Bilal Erdoğan, Denizli'de gençlerle buluştu
DENİZLİ (İHA) – Pamukkale Üniversitesi'nin (PAÜ) ev sahipliğinde düzenlenen EGEKAF 24'de gençlerle buluşan İlim Yayma Vakfı Başkanı Necmeddin Bilal Erdoğan, 'Kendi değerlerimize sahip çıkmamız gerek, kendi kimliğimizi Türkiye Yüzyılına yansıtmamız gerek' tavsiyesinde bulundu.

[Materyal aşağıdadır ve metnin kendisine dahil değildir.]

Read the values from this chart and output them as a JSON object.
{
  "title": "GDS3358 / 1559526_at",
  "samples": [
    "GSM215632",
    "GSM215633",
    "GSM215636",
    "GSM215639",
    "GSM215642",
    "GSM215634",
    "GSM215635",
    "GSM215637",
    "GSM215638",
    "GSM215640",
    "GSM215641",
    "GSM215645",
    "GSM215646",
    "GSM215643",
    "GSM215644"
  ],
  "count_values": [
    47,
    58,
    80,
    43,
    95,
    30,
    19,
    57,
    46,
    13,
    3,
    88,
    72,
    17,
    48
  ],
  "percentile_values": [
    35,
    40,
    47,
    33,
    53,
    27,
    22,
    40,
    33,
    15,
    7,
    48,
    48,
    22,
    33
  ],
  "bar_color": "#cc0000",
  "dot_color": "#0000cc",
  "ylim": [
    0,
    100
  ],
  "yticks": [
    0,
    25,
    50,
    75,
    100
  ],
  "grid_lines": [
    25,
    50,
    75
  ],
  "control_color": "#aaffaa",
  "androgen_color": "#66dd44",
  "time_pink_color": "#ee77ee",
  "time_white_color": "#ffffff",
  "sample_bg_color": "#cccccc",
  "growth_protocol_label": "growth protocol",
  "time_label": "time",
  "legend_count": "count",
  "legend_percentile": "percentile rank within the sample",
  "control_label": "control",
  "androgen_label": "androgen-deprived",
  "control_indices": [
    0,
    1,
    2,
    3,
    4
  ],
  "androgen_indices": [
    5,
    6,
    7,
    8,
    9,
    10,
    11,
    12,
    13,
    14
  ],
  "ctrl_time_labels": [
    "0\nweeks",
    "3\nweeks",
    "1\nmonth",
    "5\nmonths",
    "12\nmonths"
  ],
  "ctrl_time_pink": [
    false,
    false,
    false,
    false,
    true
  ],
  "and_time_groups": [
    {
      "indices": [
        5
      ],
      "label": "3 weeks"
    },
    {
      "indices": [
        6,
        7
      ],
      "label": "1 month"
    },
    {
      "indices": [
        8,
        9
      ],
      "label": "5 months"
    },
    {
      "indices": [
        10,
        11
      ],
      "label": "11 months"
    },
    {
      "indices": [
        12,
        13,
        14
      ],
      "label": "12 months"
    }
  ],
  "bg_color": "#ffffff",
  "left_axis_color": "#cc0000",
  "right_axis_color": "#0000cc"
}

DENİZLİ (İHA) – Pamukkale Üniversitesi’nin (PAÜ) ev sahipliğinde düzenlenen EGEKAF 24’de gençlerle buluşan İlim Yayma Vakfı Başkanı Necmeddin Bilal Erdoğan, “Kendi değerlerimize sahip çıkmamız gerek, kendi kimliğimizi Türkiye Yüzyılına yansıtmamız gerek” tavsiyesinde bulundu.
EGEKAF 24 ikinci gününde İlim Yayma Vakfı Mütevelli Heyet Başkanı Necmeddin Bilal Erdoğan’ın “Öğrenci Destek Projeleri” adlı söyleşisi, CBİKO Başkanı Doç. Dr. Salim Atay’ın modertörlüğünde gerçekleştirildi.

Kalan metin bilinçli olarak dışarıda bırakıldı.